Invasive species can out-compete native species for food and space, damage ecosystems, disrupt food sources and introduce parasites and disease. They also harm local economies by discouraging recreation, decreasing property values, and interfering with navigation and water control structures. Invasive species cost British Columbia and Canada billions of dollars per year. Some of the most serious invasive species were originally sold as pets or plants for water gardens and aquariums.

How to: choose a pet

Why Be Concerned

Invasive species are plants and animals that are not native to British Columbia and can have serious impacts on our environment, economy and human health. Some of BC’s most harmful invasive species came from the intentional, improper disposal of aquariums and terrariums into our waters and other outdoor spaces.

Releasing pets into the wild is inhumane, dangerous and illegal

Some people believe that when they don’t want their pets any longer, the best thing to do for the animal is to release it into the wild. However, this is cruel, dangerous to the environment, and illegal. 

Pet and Aquarium owners

Water gardeners, aquarium and terrarium owners can select from a variety of aquatic plants, invertebrates, reptiles and fish. Unfortunately, some of these exotic species have the potential to become invasive. When no longer wanted, pets are sometimes let loose into nearby water or woods, and plants are dumped into ditches and ponds, where they can have huge ecological and environmental impacts.

It is important for pet owners to understand the lifespan and long term needs of all pets before considering purchase or adoption.
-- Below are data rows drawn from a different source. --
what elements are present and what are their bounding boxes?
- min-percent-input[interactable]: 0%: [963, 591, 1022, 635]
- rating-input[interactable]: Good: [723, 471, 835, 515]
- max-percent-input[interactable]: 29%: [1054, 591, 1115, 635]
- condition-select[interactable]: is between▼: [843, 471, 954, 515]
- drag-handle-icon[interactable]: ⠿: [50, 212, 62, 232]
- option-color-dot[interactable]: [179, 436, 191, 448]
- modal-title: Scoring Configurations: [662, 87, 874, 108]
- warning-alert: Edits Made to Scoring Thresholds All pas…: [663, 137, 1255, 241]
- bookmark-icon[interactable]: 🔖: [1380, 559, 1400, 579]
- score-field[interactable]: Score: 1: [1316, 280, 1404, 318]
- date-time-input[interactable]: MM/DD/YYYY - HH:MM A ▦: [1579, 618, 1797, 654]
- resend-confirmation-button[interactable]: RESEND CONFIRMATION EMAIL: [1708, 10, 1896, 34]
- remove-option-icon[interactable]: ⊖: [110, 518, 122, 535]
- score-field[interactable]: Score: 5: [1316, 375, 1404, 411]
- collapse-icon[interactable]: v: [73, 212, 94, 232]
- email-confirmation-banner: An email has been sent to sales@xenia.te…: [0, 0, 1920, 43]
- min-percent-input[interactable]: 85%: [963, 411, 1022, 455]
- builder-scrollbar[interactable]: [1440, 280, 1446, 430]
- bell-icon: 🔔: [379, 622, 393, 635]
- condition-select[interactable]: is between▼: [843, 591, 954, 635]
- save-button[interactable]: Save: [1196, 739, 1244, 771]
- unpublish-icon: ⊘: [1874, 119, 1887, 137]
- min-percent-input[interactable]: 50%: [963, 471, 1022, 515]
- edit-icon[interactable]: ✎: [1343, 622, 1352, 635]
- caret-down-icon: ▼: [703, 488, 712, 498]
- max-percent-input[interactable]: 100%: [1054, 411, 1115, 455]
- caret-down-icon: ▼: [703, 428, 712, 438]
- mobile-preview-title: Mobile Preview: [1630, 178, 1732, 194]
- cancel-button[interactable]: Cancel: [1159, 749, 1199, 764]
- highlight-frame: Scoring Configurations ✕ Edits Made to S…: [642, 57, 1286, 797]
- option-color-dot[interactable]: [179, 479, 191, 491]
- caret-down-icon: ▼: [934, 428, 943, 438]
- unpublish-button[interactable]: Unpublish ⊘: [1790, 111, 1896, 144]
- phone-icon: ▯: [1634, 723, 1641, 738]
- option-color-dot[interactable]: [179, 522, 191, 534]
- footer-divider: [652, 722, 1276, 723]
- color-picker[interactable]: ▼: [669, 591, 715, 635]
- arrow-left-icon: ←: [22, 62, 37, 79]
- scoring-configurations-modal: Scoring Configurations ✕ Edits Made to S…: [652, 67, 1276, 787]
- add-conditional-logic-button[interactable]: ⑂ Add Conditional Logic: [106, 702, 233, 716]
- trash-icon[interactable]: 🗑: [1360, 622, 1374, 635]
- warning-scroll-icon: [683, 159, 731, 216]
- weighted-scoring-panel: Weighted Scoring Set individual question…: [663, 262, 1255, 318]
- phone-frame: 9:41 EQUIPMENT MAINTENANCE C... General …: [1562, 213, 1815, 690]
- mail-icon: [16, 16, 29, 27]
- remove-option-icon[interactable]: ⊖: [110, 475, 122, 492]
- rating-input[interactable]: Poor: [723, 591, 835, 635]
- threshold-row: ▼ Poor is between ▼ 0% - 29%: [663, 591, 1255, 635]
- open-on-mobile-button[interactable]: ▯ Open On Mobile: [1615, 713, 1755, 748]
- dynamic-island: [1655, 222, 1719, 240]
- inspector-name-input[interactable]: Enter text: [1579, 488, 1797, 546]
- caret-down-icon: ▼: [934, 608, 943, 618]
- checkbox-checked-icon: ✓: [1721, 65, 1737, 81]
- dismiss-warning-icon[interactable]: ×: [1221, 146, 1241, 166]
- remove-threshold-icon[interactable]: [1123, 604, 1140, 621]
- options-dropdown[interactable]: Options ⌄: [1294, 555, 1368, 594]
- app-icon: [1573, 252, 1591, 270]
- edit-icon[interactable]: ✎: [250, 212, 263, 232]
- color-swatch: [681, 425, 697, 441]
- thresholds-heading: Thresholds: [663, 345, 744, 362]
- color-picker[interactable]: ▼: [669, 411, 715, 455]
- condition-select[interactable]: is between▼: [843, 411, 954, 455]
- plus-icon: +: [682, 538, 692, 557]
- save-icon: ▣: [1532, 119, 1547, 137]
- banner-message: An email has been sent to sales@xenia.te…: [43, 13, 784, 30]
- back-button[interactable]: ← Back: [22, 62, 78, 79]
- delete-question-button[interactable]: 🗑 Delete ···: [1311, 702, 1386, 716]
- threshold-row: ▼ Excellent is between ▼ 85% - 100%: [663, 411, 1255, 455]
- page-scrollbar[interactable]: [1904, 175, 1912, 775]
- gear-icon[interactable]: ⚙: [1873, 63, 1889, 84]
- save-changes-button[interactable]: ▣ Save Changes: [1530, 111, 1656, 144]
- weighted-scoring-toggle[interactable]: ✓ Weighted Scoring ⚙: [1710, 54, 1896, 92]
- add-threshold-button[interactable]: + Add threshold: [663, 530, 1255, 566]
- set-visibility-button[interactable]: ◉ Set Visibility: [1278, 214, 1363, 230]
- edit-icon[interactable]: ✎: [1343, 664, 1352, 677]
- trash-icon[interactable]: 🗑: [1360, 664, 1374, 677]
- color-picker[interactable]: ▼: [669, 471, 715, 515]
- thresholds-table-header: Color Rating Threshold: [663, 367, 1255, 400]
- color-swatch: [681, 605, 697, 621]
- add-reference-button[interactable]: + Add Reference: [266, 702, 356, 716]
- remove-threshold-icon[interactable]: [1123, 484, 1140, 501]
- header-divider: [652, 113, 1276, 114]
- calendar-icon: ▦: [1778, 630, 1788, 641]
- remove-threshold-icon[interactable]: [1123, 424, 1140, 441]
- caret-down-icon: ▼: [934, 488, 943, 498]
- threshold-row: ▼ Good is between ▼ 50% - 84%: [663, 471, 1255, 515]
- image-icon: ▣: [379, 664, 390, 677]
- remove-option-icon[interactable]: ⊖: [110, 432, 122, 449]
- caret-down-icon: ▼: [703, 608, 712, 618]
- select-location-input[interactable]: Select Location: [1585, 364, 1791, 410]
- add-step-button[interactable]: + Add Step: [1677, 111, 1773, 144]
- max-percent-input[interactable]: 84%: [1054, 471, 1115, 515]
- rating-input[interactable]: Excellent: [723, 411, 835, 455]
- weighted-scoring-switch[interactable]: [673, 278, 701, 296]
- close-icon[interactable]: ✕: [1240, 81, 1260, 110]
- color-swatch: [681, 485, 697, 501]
If you still end up with a bully in your aquarium or a Red-eared slider turtle that has outgrown its tank, be aware that letting plants and animals loose into the wild is not an appropriate solution.

Cruelty

Most pets don’t survive in the wild – some die by being killed by predators or hit by cars, and others die of starvation. It is inhumane to release an animal into an environment it is not accustomed to. Releasing a pet into an unsuitable habitat is also considered animal cruelty and charges can be laid (BC SPCA).

Environmental Damage

Some exotic pets are able to thrive and reproduce in their new environment. Once established, they can take over their new habitat, reducing native populations and changing the structure of the ecosystem. Even if your aquatic pet is known to be native to the local environment, it should still never be released, as it may introduce diseases or invasive parasites into the local ecosystem..

BC’s “Pet” invasives

British Columbia is now home to several introduced invasive pet and plant species, including:

Never Let Your Pet Loose

Never release your plants and animals into the wild or dump aquariums or water garden debris into rivers, streams, lakes or storm sewers! What you can do instead:

1. Return Contact the place where you purchased the animal to see if they will take it back.
2. Rehome Contact local science centers, zoos or aquariums to see if they can use the animal for educational purposes.
3. Dispose Dry and freeze unwanted aquatic plants and add them to non-composted trash.
4. Be Kind If all else fails, have a qualified veterinarian euthanize the animal in a humane manner; it’s far kinder than letting it starve to death in the wild or destroy the homes of native animals and plants.